Outro patamar só no discurso: dentro de campo o Flamengo foi dominado pela própria incompetência
(Foto: Instagram)
A derrota do Clube de Regatas do Flamengo para o Club Atlético Lanús por 3 a 2, na final da Recopa Sul-Americana, na quinta-feira (26), no Estádio do Maracanã, não foi apenas um tropeço. Foi uma vergonha. Perder um título internacional dentro de casa, diante de mais de 60 mil torcedores, já seria grave por si só. Mas o pior veio depois: a coletiva em que o técnico Filipe Luís teve a coragem de dizer que o Flamengo jogou bem.
Dizer que o time jogou bem depois de perder uma final no Maracanã é simplesmente patético. É um retrato claro de um trabalho que, ao contrário do que tentam vender, não mostra evolução. O Flamengo pode até ter levantado taças em 2025, mas nunca apresentou um futebol compatível com o dinheiro que investe. É um elenco caríssimo jogando um futebol barato.

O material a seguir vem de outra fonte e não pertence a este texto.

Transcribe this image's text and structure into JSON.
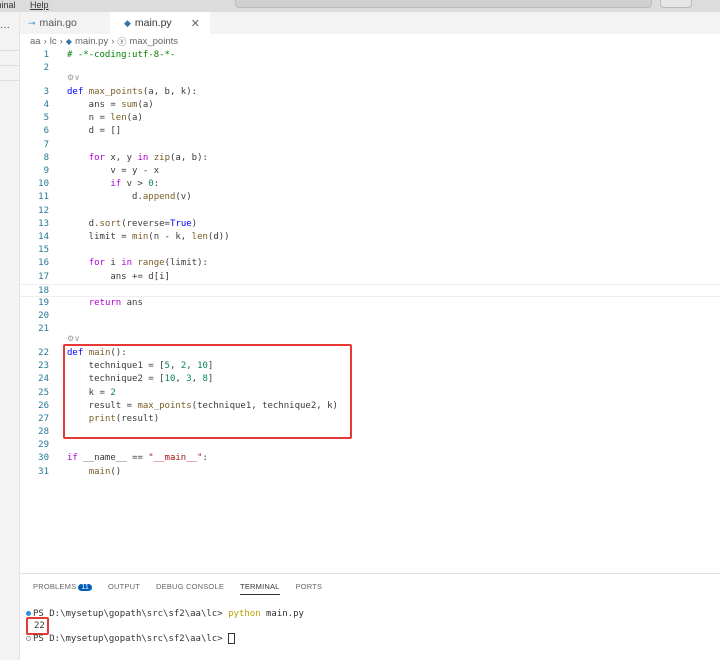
{
  "menubar": {
    "items": [
      "minal",
      "Help"
    ]
  },
  "tabs": [
    {
      "label": "main.go",
      "icon": "go-icon"
    },
    {
      "label": "main.py",
      "icon": "python-icon",
      "active": true
    }
  ],
  "breadcrumb": [
    "aa",
    "lc",
    "main.py",
    "max_points"
  ],
  "codelens_icon": "⚙∨",
  "code": [
    {
      "n": "1",
      "t": [
        [
          "# -*-coding:utf-8-*-",
          "cm"
        ]
      ]
    },
    {
      "n": "2",
      "t": []
    },
    {
      "lens": true
    },
    {
      "n": "3",
      "t": [
        [
          "def ",
          "df"
        ],
        [
          "max_points",
          "fn"
        ],
        [
          "(a, b, k):",
          ""
        ]
      ]
    },
    {
      "n": "4",
      "t": [
        [
          "    ans = ",
          ""
        ],
        [
          "sum",
          "fn"
        ],
        [
          "(a)",
          ""
        ]
      ]
    },
    {
      "n": "5",
      "t": [
        [
          "    n = ",
          ""
        ],
        [
          "len",
          "fn"
        ],
        [
          "(a)",
          ""
        ]
      ]
    },
    {
      "n": "6",
      "t": [
        [
          "    d = []",
          ""
        ]
      ]
    },
    {
      "n": "7",
      "t": []
    },
    {
      "n": "8",
      "t": [
        [
          "    ",
          ""
        ],
        [
          "for",
          "kw"
        ],
        [
          " x, y ",
          ""
        ],
        [
          "in",
          "kw"
        ],
        [
          " ",
          ""
        ],
        [
          "zip",
          "fn"
        ],
        [
          "(a, b):",
          ""
        ]
      ]
    },
    {
      "n": "9",
      "t": [
        [
          "        v = y - x",
          ""
        ]
      ]
    },
    {
      "n": "10",
      "t": [
        [
          "        ",
          ""
        ],
        [
          "if",
          "kw"
        ],
        [
          " v > ",
          ""
        ],
        [
          "0",
          "nm"
        ],
        [
          ":",
          ""
        ]
      ]
    },
    {
      "n": "11",
      "t": [
        [
          "            d.",
          ""
        ],
        [
          "append",
          "fn"
        ],
        [
          "(v)",
          ""
        ]
      ]
    },
    {
      "n": "12",
      "t": []
    },
    {
      "n": "13",
      "t": [
        [
          "    d.",
          ""
        ],
        [
          "sort",
          "fn"
        ],
        [
          "(reverse=",
          ""
        ],
        [
          "True",
          "bl"
        ],
        [
          ")",
          ""
        ]
      ]
    },
    {
      "n": "14",
      "t": [
        [
          "    limit = ",
          ""
        ],
        [
          "min",
          "fn"
        ],
        [
          "(n - k, ",
          ""
        ],
        [
          "len",
          "fn"
        ],
        [
          "(d))",
          ""
        ]
      ]
    },
    {
      "n": "15",
      "t": []
    },
    {
      "n": "16",
      "t": [
        [
          "    ",
          ""
        ],
        [
          "for",
          "kw"
        ],
        [
          " i ",
          ""
        ],
        [
          "in",
          "kw"
        ],
        [
          " ",
          ""
        ],
        [
          "range",
          "fn"
        ],
        [
          "(limit):",
          ""
        ]
      ]
    },
    {
      "n": "17",
      "t": [
        [
          "        ans += d[i]",
          ""
        ]
      ]
    },
    {
      "n": "18",
      "t": [],
      "cur": true
    },
    {
      "n": "19",
      "t": [
        [
          "    ",
          ""
        ],
        [
          "return",
          "kw"
        ],
        [
          " ans",
          ""
        ]
      ]
    },
    {
      "n": "20",
      "t": []
    },
    {
      "n": "21",
      "t": []
    },
    {
      "lens": true
    },
    {
      "n": "22",
      "t": [
        [
          "def ",
          "df"
        ],
        [
          "main",
          "fn"
        ],
        [
          "():",
          ""
        ]
      ]
    },
    {
      "n": "23",
      "t": [
        [
          "    technique1 = [",
          ""
        ],
        [
          "5",
          "nm"
        ],
        [
          ", ",
          ""
        ],
        [
          "2",
          "nm"
        ],
        [
          ", ",
          ""
        ],
        [
          "10",
          "nm"
        ],
        [
          "]",
          ""
        ]
      ]
    },
    {
      "n": "24",
      "t": [
        [
          "    technique2 = [",
          ""
        ],
        [
          "10",
          "nm"
        ],
        [
          ", ",
          ""
        ],
        [
          "3",
          "nm"
        ],
        [
          ", ",
          ""
        ],
        [
          "8",
          "nm"
        ],
        [
          "]",
          ""
        ]
      ]
    },
    {
      "n": "25",
      "t": [
        [
          "    k = ",
          ""
        ],
        [
          "2",
          "nm"
        ]
      ]
    },
    {
      "n": "26",
      "t": [
        [
          "    result = ",
          ""
        ],
        [
          "max_points",
          "fn"
        ],
        [
          "(technique1, technique2, k)",
          ""
        ]
      ]
    },
    {
      "n": "27",
      "t": [
        [
          "    ",
          ""
        ],
        [
          "print",
          "fn"
        ],
        [
          "(result)",
          ""
        ]
      ]
    },
    {
      "n": "28",
      "t": []
    },
    {
      "n": "29",
      "t": []
    },
    {
      "n": "30",
      "t": [
        [
          "if",
          "kw"
        ],
        [
          " __name__ == ",
          ""
        ],
        [
          "\"__main__\"",
          "st"
        ],
        [
          ":",
          ""
        ]
      ]
    },
    {
      "n": "31",
      "t": [
        [
          "    ",
          ""
        ],
        [
          "main",
          "fn"
        ],
        [
          "()",
          ""
        ]
      ]
    }
  ],
  "panel": {
    "tabs": [
      "PROBLEMS",
      "OUTPUT",
      "DEBUG CONSOLE",
      "TERMINAL",
      "PORTS"
    ],
    "problems_count": "11",
    "terminal": {
      "prompt1": "PS D:\\mysetup\\gopath\\src\\sf2\\aa\\lc> ",
      "cmd": "python",
      "arg": " main.py",
      "output": "22",
      "prompt2": "PS D:\\mysetup\\gopath\\src\\sf2\\aa\\lc> "
    }
  },
  "colors": {
    "highlight": "#e53935",
    "accent": "#005fb8"
  }
}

Já passou da hora de parar com o discurso conformista de que “o adversário também joga”. Claro que joga. Mas o Flamengo não gasta como um clube comum. O Flamengo não se vende como um clube comum. O Flamengo vive dizendo que está em “outro patamar”. Então que mostre esse tal patamar dentro de campo — porque, até agora, isso tem ficado só na conversa.
Contra o Lanús, o Flamengo até teve mais posse e tentou pressionar, mas foi um domínio vazio. Um time sem firmeza, sem intensidade e sem confiança. O que apareceu de verdade foram os velhos problemas: falhas grotescas na defesa e mais um gol de cabeça sofrido, algo que já virou rotina e mostra um claro retrocesso do sistema defensivo.
O goleiro Agustín Rossi voltou a falhar em jogo grande. Não é a primeira vez e provavelmente não será a última se nada mudar. Em decisões importantes, o desempenho irregular levanta uma suspeita cada vez mais evidente: falta preparo psicológico. Em momentos decisivos, o Flamengo parece um time nervoso e desorganizado.
No fim das contas, o Lanús venceu com justiça. Levou o jogo a sério, mostrou organização e jogou com vontade de ser campeão — coisa que o Flamengo claramente não demonstrou o tempo todo.
O mais revoltante é o abismo financeiro entre os clubes. Dois jogadores comprados pelo Clube de Regatas do Flamengo custam praticamente o valor de todo o elenco do Club Atlético Lanús. Dois reforços rubro-negros equivalem ao investimento de um time inteiro. Isso torna a derrota não apenas ruim , torna a situação absurda e escancara o tamanho do vexame.
Fica a pergunta inevitável: para que tanto investimento se o resultado são atuações pavorosas como essa? O Flamengo precisa entender que cobrança não é exagero é consequência. Quem se coloca como potência precisa jogar como potência.
Por enquanto, o “outro patamar” do Flamengo parece existir apenas na folha salarial. Dentro de campo, o que se viu no Maracanã foi um time caro, desorganizado e absolutamente incapável de corresponder ao tamanho do clube. Uma atuação digna de vaias e não de elogios em entrevista coletiva.